Current dental implant treatments can change your life. Implants can restore your appearance, improve nutrition, speech and self esteem. Losing one or more teeth can create a gap in your smile, affect ability to chew altering your diet. Most importantly tooth loss stimulates your body to “melt” your jaw bone away. Without a tooth in the alveolar bone your body heals itself by shrinking unneeded bone and blood supply. This bone loss changes the shape of your face causing you to look prematurely aged. With dental implants healthy teeth are not compromised by crowning the teeth adjacent to spaces. Implants, like teeth, stimulate your alveolar bone to maintain blood supply and new bone. Yes implants stop bone loss.

The number of bone grafting procedures has exceeded 2.2 million per year worldwide. Yet American insurance companies may not pay benefits on them. It is important to know what a alveolar ridge preservation (ARP) is (also called a socket graft) because the most difficult thing to replace in your mouth is not teeth it’s the bone that secures the teeth.

After a tooth is removed the body begins to resorb the bone which secured the tooth. ARP is the only way to slow this process and implant placement is the only way to stop alveolar bone loss. Most of the alveolar bone loss around an extraction site occurs within the first year. After this time frame more complex bone grafting can be done however at an increased cost and with more discomfort along with longer healing times. Also the blood supply after an extraction is ideal to inspire the body to grow new bone. Grafting material comes from several places. Autograft is bone taken from another part of your body and transplanted into area needing bone.
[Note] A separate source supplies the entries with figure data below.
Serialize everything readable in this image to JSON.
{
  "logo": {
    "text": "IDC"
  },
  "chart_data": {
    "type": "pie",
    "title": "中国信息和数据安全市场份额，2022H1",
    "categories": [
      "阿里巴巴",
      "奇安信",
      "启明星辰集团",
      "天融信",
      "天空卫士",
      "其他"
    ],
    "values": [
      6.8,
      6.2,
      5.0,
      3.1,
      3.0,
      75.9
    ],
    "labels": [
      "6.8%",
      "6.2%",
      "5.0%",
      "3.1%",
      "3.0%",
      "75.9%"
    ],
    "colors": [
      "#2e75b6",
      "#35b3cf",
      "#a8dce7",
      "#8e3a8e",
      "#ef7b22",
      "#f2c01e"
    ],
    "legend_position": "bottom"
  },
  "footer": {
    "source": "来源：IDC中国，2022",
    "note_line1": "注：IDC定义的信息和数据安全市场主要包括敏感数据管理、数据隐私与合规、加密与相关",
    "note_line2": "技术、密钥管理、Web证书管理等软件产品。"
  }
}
This requires a second surgical site. The more common procedure is for the dentist to use an Allograft which is bone donated by a tissue donor and processed to ensure safety and sterility. The combination of the two types may be the most effective way to grow new bone. The immune cells from extraction socket blood flow mix with the allograft causing the body to physiologically restore conditions needed for a tooth.

Grafts provide the scaffolding framework where specialized cells can replace damaged cells with healthy new cells called osteoblasts. Over time the cells remodel the graft material into healthy functioning bone.